Foodservice News This Week

  • No more mousing around: Chuck E. Cheese must still pay rent, so says a bankruptcy court judge. In a closely watched case, the judge said the terms of the company’s leases did not permit parent company CEC to delay or reduce rent payments due to a “force majeure” even with various government regulations closing restaurants in an attempt to slow the spread of COVID-19.
  • New Orleans-based Oceana Restaurants sued its insurance carrier for not reimbursing the restaurant under the terms of its business interruption policy. There were predictions at the start of the pandemic that the restaurant operators and their insurance companies would end up in court over whether their policies covered the type of business interruption brought forth by COVID-19. The insurance industry argues a restaurant must endure physical damage, such as fire, wind, etc. before the business interruption policy applies. The insurance industry also contends the insurance was never intended to cover a pandemic. Oceana’s attorneys argue the contamination of surfaces by the virus represents physical damage and that the policy does not specifically exclude pandemics.
  • Shlotzsky’s introduced two new smaller prototypes aimed at winning off-premises business. One designs measures 1,000 square feet and will only offer drive thru and takeout service. An 1,800-square-foot version can seating 35 guests. Restaurants with the new formats will open next year in Arkansas and Oklahoma.

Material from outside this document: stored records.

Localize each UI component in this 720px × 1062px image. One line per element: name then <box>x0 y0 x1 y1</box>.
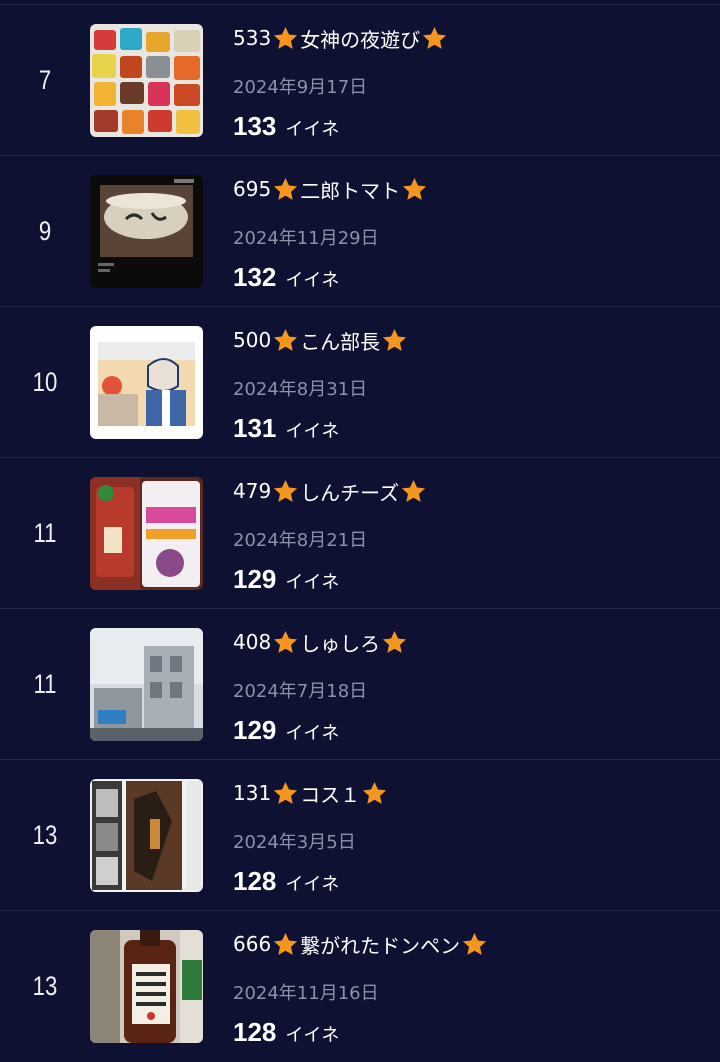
ranking-row[interactable]: 7 533 女神の夜遊び 2024年9月17日 133 イイネ <box>0 5 720 156</box>
star-icon <box>383 328 407 351</box>
like-unit-label: イイネ <box>285 421 340 442</box>
star-icon <box>274 781 298 804</box>
star-icon <box>363 781 387 804</box>
item-number: 695 <box>233 177 272 201</box>
thumbnail-image[interactable] <box>90 930 203 1043</box>
item-number: 500 <box>233 328 272 352</box>
item-number: 408 <box>233 630 272 654</box>
item-number: 131 <box>233 781 272 805</box>
like-count: 128 イイネ <box>233 866 339 897</box>
thumbnail-image[interactable] <box>90 24 203 137</box>
ranking-row[interactable]: 13 666 繋がれたドンペン 2024年11月16日 128 イイネ <box>0 911 720 1062</box>
star-icon <box>274 479 298 502</box>
post-date: 2024年7月18日 <box>233 681 368 702</box>
ranking-row[interactable]: 11 408 しゅしろ 2024年7月18日 129 イイネ <box>0 609 720 760</box>
star-icon <box>423 26 447 49</box>
item-title[interactable]: 131 コス１ <box>233 776 389 810</box>
like-count: 128 イイネ <box>233 1017 339 1048</box>
item-number: 479 <box>233 479 272 503</box>
post-date: 2024年11月29日 <box>233 228 379 249</box>
rank-number: 13 <box>32 971 58 1001</box>
rank-number: 11 <box>33 669 57 699</box>
like-unit-label: イイネ <box>285 874 340 895</box>
item-name: しゅしろ <box>300 631 381 656</box>
item-name: しんチーズ <box>300 480 400 505</box>
like-count-value: 133 <box>233 111 277 141</box>
like-count-value: 131 <box>233 413 277 443</box>
item-number: 666 <box>233 932 272 956</box>
star-icon <box>274 328 298 351</box>
like-count: 129 イイネ <box>233 564 339 595</box>
item-name: 二郎トマト <box>300 178 401 203</box>
like-count-value: 128 <box>233 1017 277 1047</box>
post-date: 2024年8月31日 <box>233 379 368 400</box>
like-count-value: 129 <box>233 564 277 594</box>
item-title[interactable]: 695 二郎トマト <box>233 172 429 206</box>
post-date: 2024年11月16日 <box>233 983 379 1004</box>
star-icon <box>403 177 427 200</box>
post-date: 2024年3月5日 <box>233 832 356 853</box>
ranking-list: 7 533 女神の夜遊び 2024年9月17日 133 イイネ 9 695 二郎… <box>0 0 720 1050</box>
like-unit-label: イイネ <box>285 1025 340 1046</box>
like-count-value: 128 <box>233 866 277 896</box>
post-date: 2024年9月17日 <box>233 77 368 98</box>
item-name: コス１ <box>300 782 361 807</box>
item-number: 533 <box>233 26 272 50</box>
item-title[interactable]: 479 しんチーズ <box>233 474 428 508</box>
item-name: 女神の夜遊び <box>300 27 421 52</box>
post-date: 2024年8月21日 <box>233 530 368 551</box>
item-name: 繋がれたドンペン <box>300 933 461 958</box>
like-unit-label: イイネ <box>285 270 340 291</box>
item-title[interactable]: 533 女神の夜遊び <box>233 21 449 55</box>
thumbnail-image[interactable] <box>90 628 203 741</box>
item-title[interactable]: 408 しゅしろ <box>233 625 409 659</box>
like-unit-label: イイネ <box>285 119 340 140</box>
rank-number: 7 <box>38 65 52 95</box>
item-title[interactable]: 500 こん部長 <box>233 323 409 357</box>
star-icon <box>274 630 298 653</box>
rank-number: 9 <box>38 216 52 246</box>
ranking-row[interactable]: 11 479 しんチーズ 2024年8月21日 129 イイネ <box>0 458 720 609</box>
like-count-value: 129 <box>233 715 277 745</box>
like-count: 131 イイネ <box>233 413 339 444</box>
item-name: こん部長 <box>300 329 381 354</box>
thumbnail-image[interactable] <box>90 175 203 288</box>
star-icon <box>274 932 298 955</box>
ranking-row[interactable]: 10 500 こん部長 2024年8月31日 131 イイネ <box>0 307 720 458</box>
star-icon <box>383 630 407 653</box>
star-icon <box>463 932 487 955</box>
star-icon <box>274 177 298 200</box>
thumbnail-image[interactable] <box>90 477 203 590</box>
ranking-row[interactable]: 9 695 二郎トマト 2024年11月29日 132 イイネ <box>0 156 720 307</box>
like-count-value: 132 <box>233 262 277 292</box>
thumbnail-image[interactable] <box>90 326 203 439</box>
ranking-row[interactable]: 13 131 コス１ 2024年3月5日 128 イイネ <box>0 760 720 911</box>
rank-number: 10 <box>32 367 58 397</box>
thumbnail-image[interactable] <box>90 779 203 892</box>
like-unit-label: イイネ <box>285 572 340 593</box>
item-title[interactable]: 666 繋がれたドンペン <box>233 927 489 961</box>
rank-number: 13 <box>32 820 58 850</box>
like-unit-label: イイネ <box>285 723 340 744</box>
star-icon <box>402 479 426 502</box>
like-count: 133 イイネ <box>233 111 339 142</box>
like-count: 132 イイネ <box>233 262 339 293</box>
rank-number: 11 <box>33 518 57 548</box>
like-count: 129 イイネ <box>233 715 339 746</box>
star-icon <box>274 26 298 49</box>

  • December generated a flurry of convenience store company acquisitions. Murphy USA acquired the 157-store QuickCheck chain. The Classic Star Group purchased the retail assets of H&M Wholesale Inc. Jay Petroleum purchased a majority of the assets of Ottawa Oil, including 22 C-stores which expands Jay’s store count to 57.

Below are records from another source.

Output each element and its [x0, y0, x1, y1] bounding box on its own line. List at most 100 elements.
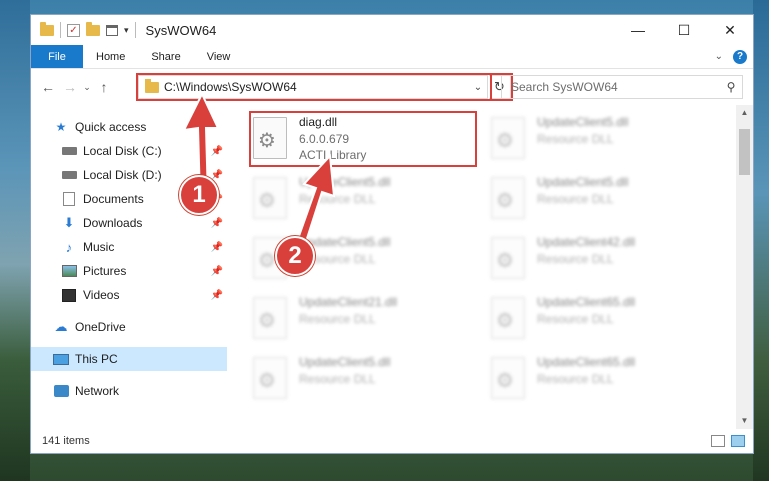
- sidebar-item-local-disk-c[interactable]: Local Disk (C:) 📌: [31, 139, 227, 163]
- pin-icon[interactable]: 📌: [211, 218, 223, 229]
- sidebar-item-videos[interactable]: Videos 📌: [31, 283, 227, 307]
- documents-icon: [61, 192, 77, 206]
- quick-access-toolbar: ✓ ▾: [31, 21, 136, 38]
- vertical-scrollbar[interactable]: ▲ ▼: [736, 105, 753, 429]
- pin-icon[interactable]: 📌: [211, 266, 223, 277]
- file-description: Resource DLL: [537, 312, 614, 326]
- file-name: UpdateClient65.dll: [537, 295, 636, 309]
- tab-home[interactable]: Home: [83, 45, 138, 68]
- list-item[interactable]: UpdateClient5.dll Resource DLL: [253, 355, 483, 411]
- close-button[interactable]: ✕: [707, 15, 753, 45]
- network-icon: [53, 384, 69, 398]
- tab-share[interactable]: Share: [138, 45, 193, 68]
- sidebar-item-label: Local Disk (C:): [83, 144, 162, 158]
- dll-file-icon: [253, 357, 287, 399]
- sidebar-item-quick-access[interactable]: ★ Quick access: [31, 115, 227, 139]
- sidebar-item-label: Downloads: [83, 216, 143, 230]
- new-folder-icon[interactable]: [86, 21, 100, 36]
- minimize-button[interactable]: —: [615, 15, 661, 45]
- file-description: Resource DLL: [299, 312, 376, 326]
- back-arrow-icon[interactable]: ←: [37, 79, 59, 95]
- explorer-window: ✓ ▾ SysWOW64 — ☐ ✕ File Home Share View …: [30, 14, 754, 454]
- sidebar-item-this-pc[interactable]: This PC: [31, 347, 227, 371]
- cloud-icon: ☁: [54, 319, 68, 334]
- sidebar-item-label: Pictures: [83, 264, 127, 278]
- folder-icon: [145, 78, 159, 93]
- dll-file-icon: [491, 357, 525, 399]
- sidebar-item-onedrive[interactable]: ☁ OneDrive: [31, 315, 227, 339]
- window-title: SysWOW64: [145, 22, 217, 38]
- sidebar-item-label: OneDrive: [75, 320, 126, 334]
- sidebar-item-label: Local Disk (D:): [83, 168, 162, 182]
- customize-icon[interactable]: [106, 24, 118, 36]
- list-item[interactable]: UpdateClient65.dll Resource DLL: [491, 355, 721, 411]
- details-view-icon[interactable]: [711, 435, 725, 447]
- file-description: Resource DLL: [537, 132, 614, 146]
- dll-file-icon: [491, 117, 525, 159]
- sidebar-item-network[interactable]: Network: [31, 379, 227, 403]
- address-path: C:\Windows\SysWOW64: [164, 80, 297, 94]
- star-icon: ★: [55, 120, 67, 134]
- pin-icon[interactable]: 📌: [211, 290, 223, 301]
- callout-badge-1: 1: [179, 175, 219, 215]
- search-input[interactable]: Search SysWOW64 ⚲: [501, 75, 743, 99]
- pin-icon[interactable]: 📌: [211, 170, 223, 181]
- recent-chevron-icon[interactable]: ⌄: [81, 82, 93, 93]
- status-bar: 141 items: [31, 429, 753, 453]
- tiles-view-icon[interactable]: [731, 435, 745, 447]
- pin-icon[interactable]: 📌: [211, 242, 223, 253]
- sidebar-item-label: This PC: [75, 352, 118, 366]
- list-item[interactable]: UpdateClient5.dll Resource DLL: [491, 115, 721, 171]
- dll-file-icon: [253, 117, 287, 159]
- dll-file-icon: [491, 177, 525, 219]
- sidebar-item-label: Network: [75, 384, 120, 398]
- explorer-body: ★ Quick access Local Disk (C:) 📌 Local D…: [31, 105, 753, 429]
- chevron-down-icon[interactable]: ⌄: [469, 82, 487, 93]
- sidebar-item-music[interactable]: ♪ Music 📌: [31, 235, 227, 259]
- file-description: Resource DLL: [537, 192, 614, 206]
- file-name: diag.dll: [299, 115, 338, 129]
- search-placeholder: Search SysWOW64: [511, 80, 618, 94]
- scroll-thumb[interactable]: [739, 129, 750, 175]
- sidebar-item-label: Videos: [83, 288, 120, 302]
- properties-check-icon[interactable]: ✓: [67, 23, 80, 37]
- dll-file-icon: [491, 297, 525, 339]
- expand-ribbon-icon[interactable]: ⌄: [715, 51, 723, 62]
- file-name: UpdateClient5.dll: [537, 115, 629, 129]
- file-item-diag-dll[interactable]: diag.dll 6.0.0.679 ACTI Library: [253, 115, 483, 171]
- scroll-down-icon[interactable]: ▼: [736, 413, 753, 429]
- dll-file-icon: [253, 177, 287, 219]
- ribbon: File Home Share View ⌄ ?: [31, 45, 753, 69]
- tab-view[interactable]: View: [194, 45, 244, 68]
- list-item[interactable]: UpdateClient42.dll Resource DLL: [491, 235, 721, 291]
- download-icon: ⬇: [63, 215, 75, 230]
- search-icon[interactable]: ⚲: [720, 80, 742, 94]
- list-item[interactable]: UpdateClient65.dll Resource DLL: [491, 295, 721, 351]
- file-name: UpdateClient5.dll: [299, 175, 391, 189]
- up-arrow-icon[interactable]: ↑: [93, 79, 115, 95]
- file-name: UpdateClient5.dll: [299, 355, 391, 369]
- scroll-up-icon[interactable]: ▲: [736, 105, 753, 121]
- drive-icon: [61, 144, 77, 158]
- sidebar-item-pictures[interactable]: Pictures 📌: [31, 259, 227, 283]
- pin-icon[interactable]: 📌: [211, 146, 223, 157]
- list-item[interactable]: UpdateClient5.dll Resource DLL: [253, 175, 483, 231]
- maximize-button[interactable]: ☐: [661, 15, 707, 45]
- callout-badge-2: 2: [275, 236, 315, 276]
- tab-file[interactable]: File: [31, 45, 83, 68]
- dll-file-icon: [253, 297, 287, 339]
- chevron-down-icon[interactable]: ▾: [124, 25, 129, 36]
- computer-icon: [53, 352, 69, 366]
- help-icon[interactable]: ?: [733, 49, 747, 64]
- music-icon: ♪: [65, 239, 73, 255]
- address-bar[interactable]: C:\Windows\SysWOW64 ⌄: [138, 75, 488, 99]
- title-bar: ✓ ▾ SysWOW64 — ☐ ✕: [31, 15, 753, 45]
- videos-icon: [61, 288, 77, 302]
- list-item[interactable]: UpdateClient21.dll Resource DLL: [253, 295, 483, 351]
- desktop-wallpaper-right: [753, 0, 769, 481]
- list-item[interactable]: UpdateClient5.dll Resource DLL: [491, 175, 721, 231]
- window-controls: — ☐ ✕: [615, 15, 753, 45]
- file-name: UpdateClient65.dll: [537, 355, 636, 369]
- file-name: UpdateClient21.dll: [299, 295, 398, 309]
- forward-arrow-icon[interactable]: →: [59, 79, 81, 95]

  • By Chloe becomes the latest restaurant chain to file for bankruptcy. BC Hospitality, which owns By Chloe, seeks permission from a bankruptcy court to sell the company. The fast-casual vegan chain has operated 11 restaurants at reduced capacity due to the pandemic and the company has closed 3 units.
  • Growth Chains: Raising Cane’s plans to add 20 restaurants in Northern California in 2021 and 2022.
  • Comparable Store Sales Reports: Darden Restaurants (LongHorn down 11.1%, Olive Garden down 19.9%, Fine dining down 31.0% & Other businesses down 28.6%.) A note on Darden’s latest quarterly report and their comp store sales report. For years and perhaps decades, Darden provided comparable store sales for each of their brands. Starting with the quarter ending August 30 and including the most recent quarterly report the company has only reported the comps for Olive Garden and LongHorn. The other concepts grouped under the headings Fine Dining and Other Businesses.